Междисциплинарный характер исследования может быть определён только в том случае, если происходит совмещение частей предметных областей или же использование одной дисциплинарной предметностью методологического инструментария иной дисциплины, что, естественно, трансформирует характер онтологической схемы её собственной предметной области (за счёт трансформации той части её ДНК, которая связана с условностями познавательной активности), позволяя определять это как частный междисциплинарный случай.

Можно выделить две основные междисциплинарные ситуации, по отношению к которым все иные могут рассматриваться как частные случаи.

Первая междисциплинарная ситуация, которую условно допустимо определить как междисциплинарная-генетически связанная с одной из «родительских» дисциплин, может разворачиваться в четырёх разных вариантах1:

первый вариант – исследователями, находящимися в дисциплинарной предметности один, реализуется познавательная активность в отношении материала, расположенного в «захлёсте» или же на стыке объектной области их собственной дисциплины и какой-то иной дисциплинарной предметности, с частичным совмещением предметных областей, при том, что знание о предмете продуцируется с использованием традиционных для родительской дисциплины один средств, подходов и методов, и функционально полагается в её знаниевую сетку (рис. 16-a); проблема данной ситуации заключается в том, что встаёт вопрос о функциональной возможности ведения полноценной познавательной деятельности в отношении частично иного (на уровне онтологической схемы предметной области) исследуемого материала без адаптированного к нему методологического инструментария;

второй вариант – исследователями, находящимися в дисциплинарной предметности один, реализуется познавательная активность в отношении материала, расположенного в «захлёсте» или же на стыке объектной области их собственной дисциплины и какой-то иной дисциплинарной предметности, с частичным совмещением предметных областей, при том, что знание о материале продуцируется с использованием средств, подходов и методов, традиционных для дисциплины два, однако, само знание функционально полагается в знаниевую сетку дисциплины один (рис. 16-b); проблема данной ситуации заключается в том, что встаёт вопрос о потенциальной негомогенности такого знания общему массиву знания в условиях знаниевой сетки данной дисциплинарной предметности, и как следствие – во-первых, о неопределённости места полученного знания в её структуре, во-вторых, о самой возможности его понимания научным сообществом, образующим данную дисциплину, что, впрочем, может быть преодолено вследствие апроприации изначально чуждых средств, подходов и методов и включения их в традиционный методологический инструментарий данной дисциплины (однако в данном случае, по сути, трансформируется междисциплинарный характер познавательной активности, оказывающийся традиционно дисциплинарным), а, в-третьих, о фактической трансформации онтологической схемы предметной области – её расширении за счёт заимствованного, чего, конечно, в реальности никогда не происходит, так как это требует пересмотра всей дисциплинарной идентичности данной предметности, и поэтому такое знание оказывается или обособлено от иного знания внутри общей знаниевой сетки данной дисциплины, или же вовсе отчуждено;

третий вариант – исследователями, находящимися в дисциплинарной предметности один, реализуется познавательная активность в отношении материала, расположенного в «захлёсте» или же на стыке объектной области их собственной дисциплины и какой-то иной дисциплинарной предметности, при том, что знание о материале продуцируется с использованием средств, подходов и методов, традиционных для дисциплины два, однако, само знание функционально полагается в знаниевую сетку дисциплины один (рис. 16-c); проблема данной ситуации полностью совпадает с первыми двумя аспектами проблемы из второй ситуации.

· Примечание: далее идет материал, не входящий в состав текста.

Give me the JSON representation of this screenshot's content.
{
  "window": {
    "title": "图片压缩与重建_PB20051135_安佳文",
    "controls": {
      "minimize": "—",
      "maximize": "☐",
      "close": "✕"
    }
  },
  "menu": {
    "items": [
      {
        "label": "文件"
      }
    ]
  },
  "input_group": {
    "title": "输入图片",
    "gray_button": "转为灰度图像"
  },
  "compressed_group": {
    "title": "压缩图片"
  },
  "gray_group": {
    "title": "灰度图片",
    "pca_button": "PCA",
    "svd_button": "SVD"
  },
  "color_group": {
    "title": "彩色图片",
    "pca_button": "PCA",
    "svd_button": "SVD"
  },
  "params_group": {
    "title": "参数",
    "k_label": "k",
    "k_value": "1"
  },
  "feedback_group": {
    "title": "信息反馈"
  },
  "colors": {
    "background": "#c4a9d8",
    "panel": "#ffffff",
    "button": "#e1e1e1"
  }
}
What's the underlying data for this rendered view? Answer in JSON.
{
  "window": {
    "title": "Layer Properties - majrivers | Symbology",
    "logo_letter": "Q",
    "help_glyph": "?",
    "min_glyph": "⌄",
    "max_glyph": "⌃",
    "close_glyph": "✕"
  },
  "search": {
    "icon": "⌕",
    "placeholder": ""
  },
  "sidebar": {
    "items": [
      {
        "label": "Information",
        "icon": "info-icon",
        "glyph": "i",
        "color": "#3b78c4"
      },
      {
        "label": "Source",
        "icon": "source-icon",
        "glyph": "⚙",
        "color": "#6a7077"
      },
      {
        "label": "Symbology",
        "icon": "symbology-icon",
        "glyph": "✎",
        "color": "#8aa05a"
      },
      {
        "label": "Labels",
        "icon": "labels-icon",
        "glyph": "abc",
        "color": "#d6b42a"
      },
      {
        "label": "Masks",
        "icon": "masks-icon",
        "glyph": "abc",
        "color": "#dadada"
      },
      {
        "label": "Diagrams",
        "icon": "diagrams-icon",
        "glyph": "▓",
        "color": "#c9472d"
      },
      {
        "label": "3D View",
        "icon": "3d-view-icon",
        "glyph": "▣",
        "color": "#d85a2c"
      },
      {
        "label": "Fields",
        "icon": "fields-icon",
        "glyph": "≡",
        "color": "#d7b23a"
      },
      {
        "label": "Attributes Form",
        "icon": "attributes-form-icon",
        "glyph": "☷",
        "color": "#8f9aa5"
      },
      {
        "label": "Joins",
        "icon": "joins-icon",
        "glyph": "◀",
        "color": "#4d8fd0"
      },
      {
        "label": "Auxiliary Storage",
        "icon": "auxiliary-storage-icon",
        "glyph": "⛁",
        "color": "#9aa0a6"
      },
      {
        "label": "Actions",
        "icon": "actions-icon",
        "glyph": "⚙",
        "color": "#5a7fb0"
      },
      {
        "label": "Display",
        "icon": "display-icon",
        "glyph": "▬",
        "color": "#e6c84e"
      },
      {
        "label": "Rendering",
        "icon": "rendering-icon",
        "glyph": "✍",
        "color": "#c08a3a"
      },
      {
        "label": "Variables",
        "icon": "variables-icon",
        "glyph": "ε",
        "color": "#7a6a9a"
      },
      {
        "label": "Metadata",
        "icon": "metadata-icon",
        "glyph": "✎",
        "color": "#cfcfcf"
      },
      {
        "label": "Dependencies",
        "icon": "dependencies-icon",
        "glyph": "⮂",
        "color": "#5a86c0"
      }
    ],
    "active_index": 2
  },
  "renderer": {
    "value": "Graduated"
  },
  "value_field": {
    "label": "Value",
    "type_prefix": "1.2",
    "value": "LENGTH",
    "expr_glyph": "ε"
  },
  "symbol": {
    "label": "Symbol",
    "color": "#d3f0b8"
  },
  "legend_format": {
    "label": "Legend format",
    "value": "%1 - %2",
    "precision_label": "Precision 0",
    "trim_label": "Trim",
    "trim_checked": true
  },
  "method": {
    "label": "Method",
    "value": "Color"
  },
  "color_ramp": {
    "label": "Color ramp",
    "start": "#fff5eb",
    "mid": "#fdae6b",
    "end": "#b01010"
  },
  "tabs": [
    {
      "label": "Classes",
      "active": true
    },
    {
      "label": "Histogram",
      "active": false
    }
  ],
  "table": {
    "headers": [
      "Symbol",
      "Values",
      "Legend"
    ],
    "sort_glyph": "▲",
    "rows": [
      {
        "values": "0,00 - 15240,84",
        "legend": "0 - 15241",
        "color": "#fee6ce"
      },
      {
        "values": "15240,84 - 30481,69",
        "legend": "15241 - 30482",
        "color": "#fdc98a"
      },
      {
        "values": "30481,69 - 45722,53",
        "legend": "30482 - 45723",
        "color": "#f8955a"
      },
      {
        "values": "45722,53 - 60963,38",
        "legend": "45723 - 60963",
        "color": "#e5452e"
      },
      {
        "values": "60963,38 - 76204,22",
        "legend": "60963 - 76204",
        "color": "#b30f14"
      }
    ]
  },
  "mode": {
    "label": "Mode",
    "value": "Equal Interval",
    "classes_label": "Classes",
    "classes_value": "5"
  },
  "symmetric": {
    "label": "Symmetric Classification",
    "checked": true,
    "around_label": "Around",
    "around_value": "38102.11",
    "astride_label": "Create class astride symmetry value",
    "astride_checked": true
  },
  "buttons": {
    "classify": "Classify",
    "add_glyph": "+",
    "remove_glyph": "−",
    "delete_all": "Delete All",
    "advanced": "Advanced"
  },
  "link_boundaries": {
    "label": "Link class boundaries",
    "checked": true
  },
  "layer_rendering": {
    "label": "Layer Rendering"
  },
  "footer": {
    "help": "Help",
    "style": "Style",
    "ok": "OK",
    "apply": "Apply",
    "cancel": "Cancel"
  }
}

четвёртый вариант – исследователями, находящимися в дисциплинарной предметности один, реализуется познавательная активность в отношении материала, расположенного в реальной части соответствующей данной дисциплине предметной области, а получаемое знание функционально полагается в её знаниевую сетку, при том, что знание о предмете продуцируется с использованием средств, подходов и методов, традиционных для иной дисциплины (рис. 16-d); проблема данной ситуации полностью совпадает с первыми двумя аспектами проблемы из второй ситуации.

Рис. 16

Вторая междисциплинарная ситуация, которой условно можно дать название междисциплинарная-обособляющаяся от «родительских» дисциплин, заключается в том, что исследователями, находящимися вне той или иной дисциплинарной предметности или же условно дистанцирующимися от конкретной дисциплины, в которую они изначально были включены, реализуется познавательная активность в отношении материала, расположенного на стыке объектных областей двух разных дисциплинарных предметностей, или же вовсе вне их, но с частичным заимствованием предметных областей обеих этих дисциплин, при том, что продуцируемое знание полагается вне существующих в этих двух дисциплинах знаниевых сеток, что при определённых условиях приводит к формированию новой дисциплинарной предметности со своей уникальной предметной областью, соответствующей ей знаниевой «сетки» и дисциплинарным сообществом (рис. 17).

Рис. 17

В качестве междисциплинарной ситуации не может рассматриваться случай, когда происходит сращивание двух (как минимум) изначально обособленных дисциплинарных предметностей в одну новую дисциплинарную предметность, так как по сути с возникновением онтологической схемы новой предметной области уничижаются имеющиеся онтологические схемы наличествующих предметных областей, то есть исчезают существовавшие дисциплинарные предметности – для них, для их идентичности, этот процесс не является продуктивным, поэтому тут скорее надо констатировать наличие не междисциплинарной ситуации, а ситуации дисциплинарного проектирования и конструирования.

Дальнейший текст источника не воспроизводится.